Cockroach: sql: upgrade 1.1.8 to 2.0.4 created a large number of schema change rollbacks

Created on 19 Jul 2018 · 28Comments · Source: cockroachdb/cockroach

When upgrading a cluster from 1.1.x to 2.0.2, a user noticed that a number of new jobs were added to the jobs table. When upgraded, a schema change that had compeleted a month before was rolled back. After each node in the cluster was restarted, the previous roll back was also rolled back. This created a cascade of rollbacks. Right now it doesn't look like this actually did any harm, but it is still indicative of an issue.

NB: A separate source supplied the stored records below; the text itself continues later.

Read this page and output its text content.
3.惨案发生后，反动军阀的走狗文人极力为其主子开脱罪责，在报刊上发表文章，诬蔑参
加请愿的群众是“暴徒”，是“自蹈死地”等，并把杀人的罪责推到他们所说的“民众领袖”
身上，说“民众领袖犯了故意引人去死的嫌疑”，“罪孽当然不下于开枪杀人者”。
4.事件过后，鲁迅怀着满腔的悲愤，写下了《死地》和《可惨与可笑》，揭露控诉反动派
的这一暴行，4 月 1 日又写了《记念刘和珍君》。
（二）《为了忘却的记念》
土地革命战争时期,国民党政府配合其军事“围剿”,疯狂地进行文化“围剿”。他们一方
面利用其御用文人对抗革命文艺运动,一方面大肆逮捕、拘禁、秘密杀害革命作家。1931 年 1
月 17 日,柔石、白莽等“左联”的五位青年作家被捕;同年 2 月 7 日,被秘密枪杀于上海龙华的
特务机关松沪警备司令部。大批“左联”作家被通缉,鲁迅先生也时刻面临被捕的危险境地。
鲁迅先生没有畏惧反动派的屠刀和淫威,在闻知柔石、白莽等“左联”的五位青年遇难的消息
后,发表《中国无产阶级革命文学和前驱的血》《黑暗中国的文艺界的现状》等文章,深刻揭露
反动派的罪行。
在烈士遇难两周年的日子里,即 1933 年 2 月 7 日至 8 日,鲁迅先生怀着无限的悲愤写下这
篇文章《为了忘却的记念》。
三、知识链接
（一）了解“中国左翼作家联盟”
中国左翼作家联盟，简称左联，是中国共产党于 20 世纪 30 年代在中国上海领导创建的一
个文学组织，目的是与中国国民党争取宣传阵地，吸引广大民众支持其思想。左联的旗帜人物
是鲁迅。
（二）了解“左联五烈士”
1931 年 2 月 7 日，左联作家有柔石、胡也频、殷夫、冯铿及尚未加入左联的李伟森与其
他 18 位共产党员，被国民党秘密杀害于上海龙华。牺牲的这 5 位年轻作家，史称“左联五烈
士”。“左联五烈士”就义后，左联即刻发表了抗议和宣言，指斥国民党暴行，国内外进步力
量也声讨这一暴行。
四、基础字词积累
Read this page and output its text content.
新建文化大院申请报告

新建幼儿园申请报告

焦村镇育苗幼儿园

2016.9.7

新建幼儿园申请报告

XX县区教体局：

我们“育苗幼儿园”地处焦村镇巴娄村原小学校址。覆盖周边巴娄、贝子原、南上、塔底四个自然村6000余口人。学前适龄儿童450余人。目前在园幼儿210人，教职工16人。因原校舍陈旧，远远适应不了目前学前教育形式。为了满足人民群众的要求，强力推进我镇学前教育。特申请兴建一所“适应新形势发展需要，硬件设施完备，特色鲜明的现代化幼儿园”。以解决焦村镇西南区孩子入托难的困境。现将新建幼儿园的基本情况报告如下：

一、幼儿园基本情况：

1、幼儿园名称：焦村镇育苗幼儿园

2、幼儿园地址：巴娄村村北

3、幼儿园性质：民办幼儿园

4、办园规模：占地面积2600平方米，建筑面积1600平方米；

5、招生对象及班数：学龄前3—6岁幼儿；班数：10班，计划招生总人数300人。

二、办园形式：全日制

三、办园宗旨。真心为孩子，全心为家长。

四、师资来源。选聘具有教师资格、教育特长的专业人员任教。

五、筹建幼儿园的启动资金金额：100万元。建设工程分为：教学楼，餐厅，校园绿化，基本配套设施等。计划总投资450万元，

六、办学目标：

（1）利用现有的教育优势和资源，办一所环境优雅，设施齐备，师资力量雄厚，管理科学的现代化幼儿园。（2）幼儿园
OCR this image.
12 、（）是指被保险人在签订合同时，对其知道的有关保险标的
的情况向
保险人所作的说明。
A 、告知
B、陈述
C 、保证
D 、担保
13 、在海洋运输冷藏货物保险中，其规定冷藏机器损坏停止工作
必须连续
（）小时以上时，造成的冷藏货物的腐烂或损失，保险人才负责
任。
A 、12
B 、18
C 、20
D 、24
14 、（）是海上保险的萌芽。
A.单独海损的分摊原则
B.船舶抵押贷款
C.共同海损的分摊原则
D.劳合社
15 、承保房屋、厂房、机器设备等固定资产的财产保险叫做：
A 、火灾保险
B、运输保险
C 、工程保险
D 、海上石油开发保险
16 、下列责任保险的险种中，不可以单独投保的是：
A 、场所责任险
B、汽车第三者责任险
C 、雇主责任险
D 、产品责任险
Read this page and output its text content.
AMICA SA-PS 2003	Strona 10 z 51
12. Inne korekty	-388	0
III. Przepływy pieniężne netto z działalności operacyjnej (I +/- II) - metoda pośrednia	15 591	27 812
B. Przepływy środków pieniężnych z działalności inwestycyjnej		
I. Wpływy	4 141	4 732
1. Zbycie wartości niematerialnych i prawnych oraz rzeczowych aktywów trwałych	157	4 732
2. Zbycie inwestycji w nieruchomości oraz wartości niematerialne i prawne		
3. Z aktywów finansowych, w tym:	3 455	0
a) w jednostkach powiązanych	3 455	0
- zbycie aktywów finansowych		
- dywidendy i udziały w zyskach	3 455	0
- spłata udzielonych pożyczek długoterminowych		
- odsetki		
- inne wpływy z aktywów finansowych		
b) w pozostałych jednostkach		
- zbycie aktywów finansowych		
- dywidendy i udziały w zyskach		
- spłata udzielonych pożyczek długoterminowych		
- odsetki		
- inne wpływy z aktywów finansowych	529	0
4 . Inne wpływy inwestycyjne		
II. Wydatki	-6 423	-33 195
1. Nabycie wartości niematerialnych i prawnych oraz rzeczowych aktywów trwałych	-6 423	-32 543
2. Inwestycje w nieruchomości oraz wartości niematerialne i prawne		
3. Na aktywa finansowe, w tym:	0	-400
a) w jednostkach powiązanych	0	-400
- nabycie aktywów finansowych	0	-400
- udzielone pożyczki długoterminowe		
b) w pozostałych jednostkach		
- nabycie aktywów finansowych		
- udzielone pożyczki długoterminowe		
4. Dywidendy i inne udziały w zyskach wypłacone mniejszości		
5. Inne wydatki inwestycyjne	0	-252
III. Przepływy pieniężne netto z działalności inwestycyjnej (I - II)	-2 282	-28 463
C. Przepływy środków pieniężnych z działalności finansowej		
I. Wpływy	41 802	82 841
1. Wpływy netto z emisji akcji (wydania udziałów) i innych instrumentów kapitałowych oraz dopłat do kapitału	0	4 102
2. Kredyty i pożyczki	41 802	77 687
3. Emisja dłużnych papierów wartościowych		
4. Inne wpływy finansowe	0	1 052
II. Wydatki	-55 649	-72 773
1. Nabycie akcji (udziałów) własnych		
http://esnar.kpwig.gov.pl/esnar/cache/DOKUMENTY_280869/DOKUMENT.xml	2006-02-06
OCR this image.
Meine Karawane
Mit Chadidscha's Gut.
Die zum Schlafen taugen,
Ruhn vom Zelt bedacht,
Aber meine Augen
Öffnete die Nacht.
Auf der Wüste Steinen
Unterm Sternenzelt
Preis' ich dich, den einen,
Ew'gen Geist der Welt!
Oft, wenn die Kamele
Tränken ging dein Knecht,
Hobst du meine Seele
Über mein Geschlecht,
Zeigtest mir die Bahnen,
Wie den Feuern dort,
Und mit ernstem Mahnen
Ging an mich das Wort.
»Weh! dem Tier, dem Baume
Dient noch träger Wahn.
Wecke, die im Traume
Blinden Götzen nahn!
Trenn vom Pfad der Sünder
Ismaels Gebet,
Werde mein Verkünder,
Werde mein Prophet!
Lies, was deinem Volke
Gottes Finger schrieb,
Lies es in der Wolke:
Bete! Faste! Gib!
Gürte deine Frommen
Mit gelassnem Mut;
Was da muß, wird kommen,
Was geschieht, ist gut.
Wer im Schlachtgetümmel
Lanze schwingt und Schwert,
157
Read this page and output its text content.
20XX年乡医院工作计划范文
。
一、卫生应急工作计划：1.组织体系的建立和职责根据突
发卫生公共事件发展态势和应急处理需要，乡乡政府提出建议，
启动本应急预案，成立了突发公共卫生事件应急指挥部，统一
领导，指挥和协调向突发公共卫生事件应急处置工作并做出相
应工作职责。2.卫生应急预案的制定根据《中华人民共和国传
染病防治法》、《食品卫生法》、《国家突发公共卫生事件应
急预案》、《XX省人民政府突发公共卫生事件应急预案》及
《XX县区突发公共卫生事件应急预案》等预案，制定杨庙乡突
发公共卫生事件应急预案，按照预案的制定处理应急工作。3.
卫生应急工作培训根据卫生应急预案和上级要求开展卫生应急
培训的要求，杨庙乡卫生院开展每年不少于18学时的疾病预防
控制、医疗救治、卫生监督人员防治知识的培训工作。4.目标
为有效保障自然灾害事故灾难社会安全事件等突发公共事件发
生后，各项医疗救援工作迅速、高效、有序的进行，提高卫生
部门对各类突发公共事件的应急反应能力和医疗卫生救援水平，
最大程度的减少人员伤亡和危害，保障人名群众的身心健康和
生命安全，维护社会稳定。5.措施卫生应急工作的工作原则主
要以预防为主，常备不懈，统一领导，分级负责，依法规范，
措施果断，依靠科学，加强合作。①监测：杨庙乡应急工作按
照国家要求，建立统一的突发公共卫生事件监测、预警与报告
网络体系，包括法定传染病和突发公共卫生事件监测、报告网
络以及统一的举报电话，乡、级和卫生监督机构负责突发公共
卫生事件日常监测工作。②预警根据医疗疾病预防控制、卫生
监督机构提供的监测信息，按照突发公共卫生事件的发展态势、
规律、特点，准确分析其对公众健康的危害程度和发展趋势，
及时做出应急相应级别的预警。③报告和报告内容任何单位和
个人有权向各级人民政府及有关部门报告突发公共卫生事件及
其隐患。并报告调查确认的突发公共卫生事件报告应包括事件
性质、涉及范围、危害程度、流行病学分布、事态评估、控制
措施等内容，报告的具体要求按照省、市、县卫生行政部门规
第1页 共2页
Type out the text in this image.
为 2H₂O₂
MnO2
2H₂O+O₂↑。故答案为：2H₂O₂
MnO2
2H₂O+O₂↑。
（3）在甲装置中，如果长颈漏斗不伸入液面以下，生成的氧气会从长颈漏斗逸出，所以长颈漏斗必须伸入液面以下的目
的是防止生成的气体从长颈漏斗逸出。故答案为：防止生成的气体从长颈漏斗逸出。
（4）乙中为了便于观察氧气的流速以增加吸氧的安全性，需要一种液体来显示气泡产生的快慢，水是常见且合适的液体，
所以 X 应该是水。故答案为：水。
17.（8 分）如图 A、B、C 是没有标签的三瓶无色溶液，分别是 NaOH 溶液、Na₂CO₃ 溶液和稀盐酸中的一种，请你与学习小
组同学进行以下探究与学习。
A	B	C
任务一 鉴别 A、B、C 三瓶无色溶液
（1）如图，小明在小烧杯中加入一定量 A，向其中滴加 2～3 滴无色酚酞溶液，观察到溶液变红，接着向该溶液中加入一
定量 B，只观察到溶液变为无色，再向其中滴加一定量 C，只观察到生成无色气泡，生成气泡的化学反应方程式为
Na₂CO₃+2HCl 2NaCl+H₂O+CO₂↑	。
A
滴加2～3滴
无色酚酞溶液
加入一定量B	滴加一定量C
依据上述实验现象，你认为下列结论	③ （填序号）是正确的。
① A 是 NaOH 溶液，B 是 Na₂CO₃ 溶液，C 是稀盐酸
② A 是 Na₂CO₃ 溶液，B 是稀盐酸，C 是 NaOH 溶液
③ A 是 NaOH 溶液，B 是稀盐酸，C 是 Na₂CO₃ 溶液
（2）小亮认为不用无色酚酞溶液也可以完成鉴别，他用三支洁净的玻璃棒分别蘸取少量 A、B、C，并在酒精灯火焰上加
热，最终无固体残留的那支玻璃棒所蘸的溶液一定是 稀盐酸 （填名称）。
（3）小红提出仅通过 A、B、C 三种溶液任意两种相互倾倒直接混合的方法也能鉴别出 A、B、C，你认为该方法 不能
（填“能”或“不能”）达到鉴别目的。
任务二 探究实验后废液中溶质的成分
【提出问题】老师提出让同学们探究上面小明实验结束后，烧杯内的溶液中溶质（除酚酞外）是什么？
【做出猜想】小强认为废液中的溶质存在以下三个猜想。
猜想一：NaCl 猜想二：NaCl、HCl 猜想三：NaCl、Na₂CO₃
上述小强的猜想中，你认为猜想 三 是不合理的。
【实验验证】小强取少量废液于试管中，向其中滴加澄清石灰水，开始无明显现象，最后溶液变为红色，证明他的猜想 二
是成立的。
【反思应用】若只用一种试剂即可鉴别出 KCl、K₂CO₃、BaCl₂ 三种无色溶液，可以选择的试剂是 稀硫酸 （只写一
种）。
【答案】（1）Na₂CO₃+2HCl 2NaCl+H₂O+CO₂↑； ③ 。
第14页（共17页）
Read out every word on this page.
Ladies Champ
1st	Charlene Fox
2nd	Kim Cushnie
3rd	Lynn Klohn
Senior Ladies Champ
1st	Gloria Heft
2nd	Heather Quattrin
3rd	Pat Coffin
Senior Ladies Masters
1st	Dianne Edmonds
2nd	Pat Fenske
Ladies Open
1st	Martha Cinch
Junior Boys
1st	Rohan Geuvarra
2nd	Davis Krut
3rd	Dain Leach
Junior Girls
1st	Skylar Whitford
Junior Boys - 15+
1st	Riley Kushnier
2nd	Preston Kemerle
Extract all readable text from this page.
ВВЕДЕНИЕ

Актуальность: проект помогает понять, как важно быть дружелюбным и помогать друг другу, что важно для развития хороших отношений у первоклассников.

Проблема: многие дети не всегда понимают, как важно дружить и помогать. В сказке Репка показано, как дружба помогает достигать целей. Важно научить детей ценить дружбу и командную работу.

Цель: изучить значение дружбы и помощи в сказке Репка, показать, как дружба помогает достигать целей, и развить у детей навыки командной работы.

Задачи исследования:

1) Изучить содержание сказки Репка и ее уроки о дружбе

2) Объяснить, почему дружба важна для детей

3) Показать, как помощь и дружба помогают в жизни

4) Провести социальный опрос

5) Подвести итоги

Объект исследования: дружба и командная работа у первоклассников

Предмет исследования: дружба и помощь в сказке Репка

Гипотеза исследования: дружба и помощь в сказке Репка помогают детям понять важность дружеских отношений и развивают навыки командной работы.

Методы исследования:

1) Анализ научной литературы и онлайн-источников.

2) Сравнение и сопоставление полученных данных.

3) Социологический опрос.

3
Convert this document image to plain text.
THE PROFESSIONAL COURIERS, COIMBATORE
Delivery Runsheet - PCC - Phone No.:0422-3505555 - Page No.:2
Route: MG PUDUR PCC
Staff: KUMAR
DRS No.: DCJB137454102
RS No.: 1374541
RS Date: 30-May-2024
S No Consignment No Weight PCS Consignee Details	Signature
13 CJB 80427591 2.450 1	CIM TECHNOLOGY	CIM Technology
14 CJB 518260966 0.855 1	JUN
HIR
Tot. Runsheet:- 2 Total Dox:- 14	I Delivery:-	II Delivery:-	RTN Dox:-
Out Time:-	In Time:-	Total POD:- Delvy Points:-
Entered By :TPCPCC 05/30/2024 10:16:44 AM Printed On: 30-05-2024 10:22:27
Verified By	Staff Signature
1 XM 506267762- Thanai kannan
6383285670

screen-shot-2018-07-19-at-11 14 56-am

screen-shot-2018-07-19-at-8 56 46-am

Some logs from grepping for schema:

screen-shot-2018-07-19-at-11 21 55-am

@bsnyder788 could you run debug zip and provide the output? If the data you are storing is sensative then you may not want to publish it publicly or at all, in which case we can still get some targetted information but it might be a bit harder.

cc. @vivekmenezes @mjibson @benesch

A-schema-changes C-investigation

Source

nvanbenschoten

All 28 comments

To clarify: it was an upgrade from 1.1.8 directly to 2.0.4.

bsnyder788 on 19 Jul 2018

Thanks for the clarification @bsnyder788. Did you see the discussion above about running debug zip?

nvanbenschoten on 20 Jul 2018

@nvanbenschoten no problem, I did generate a debug zip and read over the page you linked to. Unfortunately for compliance reasons we can't send it. I have no problems getting targeted info for you manually if need be.

bsnyder788 on 20 Jul 2018

this is likely to be similar to #27273 . Let's work on that issue and see if this one gets fixed too.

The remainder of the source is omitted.